Amanda Tomé is Preservation Coordinator for the Digital Research Alliance of Canada
Background
2024 is the year of file formats for the Digital Research Alliance of Canada’s Federated Research Data Repository (FRDR). It’s been a year of being confused by file formats, overwhelmed by file formats, and generally trying to figure out what to do with the file formats in our repository.
After reviewing the results of a file metrics scan undertaken on the repository in March 2024, which effectively confirmed our suspicions that many of the file formats in FRDR were not present in file format registries, I knew there was a lot of work to be done to get a better handle on the file formats in our repository. However, I wasn’t entirely sure how to get started or the approach to undertake. I also wanted this work to benefit the Canadian research data community and the digital preservation community.
Turns out, I didn’t need to start from scratch or reinvent the wheel. The digital preservation community has developed many wonderful resources that are publicly available. I was able to tap into these resources, modify them as needed and incorporate the resources into our digital preservation work.
I decided that the file format work would have many phases, the first being to enhance the identification of files when datasets were deposited in FRDR. This work would involve creating file format signatures for the unknown and the misidentified file formats we found.
Digital Preservation Community to the Rescue
I had never created a file format signature, and I needed some guidance on how to start. My first stop on the file format signature development tour was the wonderful PRONOM Starter Pack. Not only did the Starter Pack provide a great guide to understanding file format signatures and the tools needed to develop signatures, the links to external resources, such as blog posts, which outlined experiences related to file format signature development, were also invaluable in helping shape my understanding of this work.
Next up on the tour is the Registries of Good Practice project. It happened that around the time I started thinking about file formats in FRDR, the Digital Preservation Coalition and Yale University Library’s Registries of Good Practice project was about to kick off. Attending and participating in the monthly meetings has been helpful in understanding the registry landscape, the diverse tools that are available, like the format aggregator, and it was particularly exciting to see the development of the DigiPres Workbench as an output of this project (thank you, Andy Jackson!).

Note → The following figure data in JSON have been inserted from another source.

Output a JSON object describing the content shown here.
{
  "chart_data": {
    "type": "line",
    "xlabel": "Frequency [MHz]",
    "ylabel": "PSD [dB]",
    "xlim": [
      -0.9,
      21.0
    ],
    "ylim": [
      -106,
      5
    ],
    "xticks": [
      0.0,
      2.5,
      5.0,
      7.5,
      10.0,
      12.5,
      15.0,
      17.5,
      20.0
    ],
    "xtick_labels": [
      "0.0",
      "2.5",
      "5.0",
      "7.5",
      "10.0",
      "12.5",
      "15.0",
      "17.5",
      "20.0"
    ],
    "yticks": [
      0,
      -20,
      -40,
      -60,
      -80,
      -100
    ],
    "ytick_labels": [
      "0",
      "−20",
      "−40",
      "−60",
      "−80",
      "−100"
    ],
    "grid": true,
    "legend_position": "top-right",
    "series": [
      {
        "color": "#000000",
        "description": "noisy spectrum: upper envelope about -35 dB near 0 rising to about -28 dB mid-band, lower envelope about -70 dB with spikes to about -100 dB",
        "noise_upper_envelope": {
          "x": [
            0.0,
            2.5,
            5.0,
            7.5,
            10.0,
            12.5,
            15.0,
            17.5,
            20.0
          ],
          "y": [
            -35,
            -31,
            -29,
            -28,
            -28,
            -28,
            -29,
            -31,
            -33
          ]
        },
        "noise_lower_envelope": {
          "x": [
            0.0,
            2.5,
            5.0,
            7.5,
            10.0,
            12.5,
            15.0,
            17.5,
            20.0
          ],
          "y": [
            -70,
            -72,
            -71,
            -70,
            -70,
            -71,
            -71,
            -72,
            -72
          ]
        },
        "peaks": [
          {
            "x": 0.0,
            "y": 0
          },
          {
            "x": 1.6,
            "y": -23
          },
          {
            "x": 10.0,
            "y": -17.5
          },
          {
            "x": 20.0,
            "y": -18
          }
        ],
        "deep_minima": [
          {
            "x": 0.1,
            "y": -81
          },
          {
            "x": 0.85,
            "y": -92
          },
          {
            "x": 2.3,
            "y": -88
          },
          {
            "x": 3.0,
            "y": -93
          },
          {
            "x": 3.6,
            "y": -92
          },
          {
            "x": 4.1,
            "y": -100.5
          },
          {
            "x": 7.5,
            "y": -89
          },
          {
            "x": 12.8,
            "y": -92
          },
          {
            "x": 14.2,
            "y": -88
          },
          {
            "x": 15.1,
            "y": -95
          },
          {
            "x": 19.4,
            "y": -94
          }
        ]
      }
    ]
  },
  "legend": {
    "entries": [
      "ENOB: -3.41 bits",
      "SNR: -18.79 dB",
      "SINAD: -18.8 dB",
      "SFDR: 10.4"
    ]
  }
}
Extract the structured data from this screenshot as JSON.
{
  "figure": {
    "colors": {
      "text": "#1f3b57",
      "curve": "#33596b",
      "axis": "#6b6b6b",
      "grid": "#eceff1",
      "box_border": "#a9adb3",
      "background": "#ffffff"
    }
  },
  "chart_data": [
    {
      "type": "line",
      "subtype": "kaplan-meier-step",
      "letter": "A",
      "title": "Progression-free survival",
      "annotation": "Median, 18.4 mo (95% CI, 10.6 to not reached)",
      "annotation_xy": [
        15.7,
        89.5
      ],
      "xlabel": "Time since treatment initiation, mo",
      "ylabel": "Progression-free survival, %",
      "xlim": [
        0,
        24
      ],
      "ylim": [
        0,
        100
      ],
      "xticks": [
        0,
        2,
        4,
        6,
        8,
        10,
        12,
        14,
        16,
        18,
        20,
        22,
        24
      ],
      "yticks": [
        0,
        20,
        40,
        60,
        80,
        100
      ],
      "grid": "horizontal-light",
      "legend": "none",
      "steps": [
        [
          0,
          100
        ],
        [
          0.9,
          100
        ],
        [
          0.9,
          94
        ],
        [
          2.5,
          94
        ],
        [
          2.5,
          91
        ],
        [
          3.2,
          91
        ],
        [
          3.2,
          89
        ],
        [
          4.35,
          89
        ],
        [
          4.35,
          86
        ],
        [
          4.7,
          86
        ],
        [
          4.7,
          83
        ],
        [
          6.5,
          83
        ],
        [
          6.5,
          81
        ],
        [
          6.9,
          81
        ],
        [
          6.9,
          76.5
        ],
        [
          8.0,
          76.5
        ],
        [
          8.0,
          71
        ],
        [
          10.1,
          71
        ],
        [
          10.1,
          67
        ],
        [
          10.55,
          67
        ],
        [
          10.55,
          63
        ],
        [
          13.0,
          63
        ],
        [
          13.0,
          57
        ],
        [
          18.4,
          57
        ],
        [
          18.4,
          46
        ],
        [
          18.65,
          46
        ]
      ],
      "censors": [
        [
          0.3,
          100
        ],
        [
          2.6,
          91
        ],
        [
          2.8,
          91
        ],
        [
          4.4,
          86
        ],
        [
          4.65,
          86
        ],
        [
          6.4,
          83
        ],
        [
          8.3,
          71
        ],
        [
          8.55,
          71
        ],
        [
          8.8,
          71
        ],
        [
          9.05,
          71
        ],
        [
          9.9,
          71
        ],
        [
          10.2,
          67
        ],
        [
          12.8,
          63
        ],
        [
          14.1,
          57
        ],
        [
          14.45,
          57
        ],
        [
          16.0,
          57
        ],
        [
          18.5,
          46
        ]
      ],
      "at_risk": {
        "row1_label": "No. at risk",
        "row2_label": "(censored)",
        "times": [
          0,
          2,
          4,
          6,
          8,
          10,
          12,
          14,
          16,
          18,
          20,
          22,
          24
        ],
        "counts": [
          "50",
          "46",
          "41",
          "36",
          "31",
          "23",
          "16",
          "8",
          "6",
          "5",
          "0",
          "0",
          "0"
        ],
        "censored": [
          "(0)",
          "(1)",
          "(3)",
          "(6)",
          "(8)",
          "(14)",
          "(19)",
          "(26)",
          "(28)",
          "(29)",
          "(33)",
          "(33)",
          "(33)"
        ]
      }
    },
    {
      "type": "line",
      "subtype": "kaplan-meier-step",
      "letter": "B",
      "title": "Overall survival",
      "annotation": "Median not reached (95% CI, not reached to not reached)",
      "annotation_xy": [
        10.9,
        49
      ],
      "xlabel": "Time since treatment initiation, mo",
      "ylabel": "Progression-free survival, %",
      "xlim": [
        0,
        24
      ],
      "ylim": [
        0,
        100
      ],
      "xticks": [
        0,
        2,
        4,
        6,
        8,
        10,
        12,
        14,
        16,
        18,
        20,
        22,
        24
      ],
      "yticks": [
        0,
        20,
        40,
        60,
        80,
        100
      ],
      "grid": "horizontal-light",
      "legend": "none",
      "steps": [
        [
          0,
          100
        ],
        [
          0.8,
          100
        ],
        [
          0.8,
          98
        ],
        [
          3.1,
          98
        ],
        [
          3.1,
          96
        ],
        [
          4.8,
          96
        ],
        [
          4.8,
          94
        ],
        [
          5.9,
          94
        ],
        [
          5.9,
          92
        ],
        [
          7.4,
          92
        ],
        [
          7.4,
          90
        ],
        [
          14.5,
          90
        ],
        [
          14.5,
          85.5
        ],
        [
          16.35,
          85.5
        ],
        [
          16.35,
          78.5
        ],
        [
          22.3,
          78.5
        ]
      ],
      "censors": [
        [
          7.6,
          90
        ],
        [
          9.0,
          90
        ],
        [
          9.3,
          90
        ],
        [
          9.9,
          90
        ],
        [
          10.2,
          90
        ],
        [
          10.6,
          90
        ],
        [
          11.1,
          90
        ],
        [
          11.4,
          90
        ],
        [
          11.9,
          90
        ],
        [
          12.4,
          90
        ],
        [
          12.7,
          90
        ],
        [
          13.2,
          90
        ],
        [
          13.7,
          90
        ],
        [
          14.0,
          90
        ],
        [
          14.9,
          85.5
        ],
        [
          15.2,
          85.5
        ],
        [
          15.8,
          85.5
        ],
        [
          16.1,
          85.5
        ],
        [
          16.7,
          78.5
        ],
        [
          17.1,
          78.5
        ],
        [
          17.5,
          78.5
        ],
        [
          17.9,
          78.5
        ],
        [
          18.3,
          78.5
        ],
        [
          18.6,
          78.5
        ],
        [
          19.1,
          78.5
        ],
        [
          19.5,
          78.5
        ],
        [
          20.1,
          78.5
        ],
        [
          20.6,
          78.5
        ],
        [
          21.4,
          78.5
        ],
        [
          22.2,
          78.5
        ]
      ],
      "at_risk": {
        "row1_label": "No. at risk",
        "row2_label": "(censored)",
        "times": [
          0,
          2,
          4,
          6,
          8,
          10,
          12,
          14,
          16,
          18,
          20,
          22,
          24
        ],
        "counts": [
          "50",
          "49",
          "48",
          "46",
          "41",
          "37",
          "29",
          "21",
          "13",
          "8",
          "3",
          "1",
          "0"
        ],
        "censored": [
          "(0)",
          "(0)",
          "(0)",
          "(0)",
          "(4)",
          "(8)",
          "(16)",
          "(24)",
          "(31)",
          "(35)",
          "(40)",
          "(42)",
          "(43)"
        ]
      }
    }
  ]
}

Admittedly, even with the Starter Pack, the blog posts, and the Registries of Good Practice project, there was still a bit of apprehension as to whether I possessed the necessary skills to develop file format signatures. Luckily, PRONOM Drop-in meetings exist.

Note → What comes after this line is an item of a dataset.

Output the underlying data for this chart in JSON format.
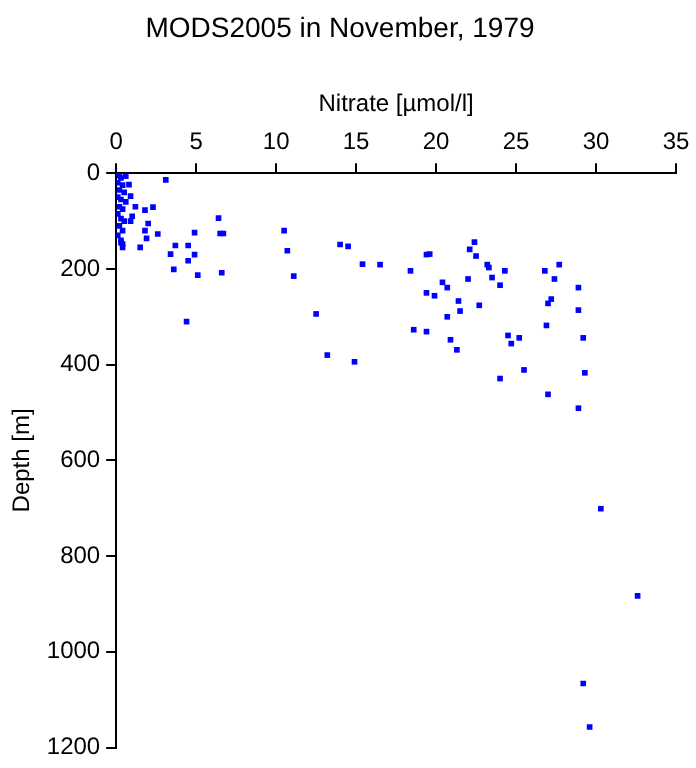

The PRONOM Drop-in sessions are a fantastic way to hear about the file formats the community is encountering, and it provides an inviting forum to collaborate and ask questions about signature development. As a lone digital preservationist, connecting with the PRONOM community was particularly helpful as it made me feel less isolated when conducting our file format work. The sessions reinforced what I had discovered during my research and added considerably to my knowledge of file format signatures. There were many, “I didn’t know you could do that,” moments throughout our journey.
Beyond the Horizon
I hope that by developing file format signatures and submitting these signatures for inclusion in PRONOM, that we are giving back to the community that has helped us get started.
But this isn’t the end of our file format tour. Phase 2 of this work will involve documenting these unknown formats so we can share the information with Canadian data repositories. It is likely we will look once again at what the digital preservation community has developed to help do this work.
Without the resources developed by the community and without the opportunity to have a space to ask questions about file format signature development, this work would likely not have gotten off the ground.
Thank you all for your hard work and for making these resources available!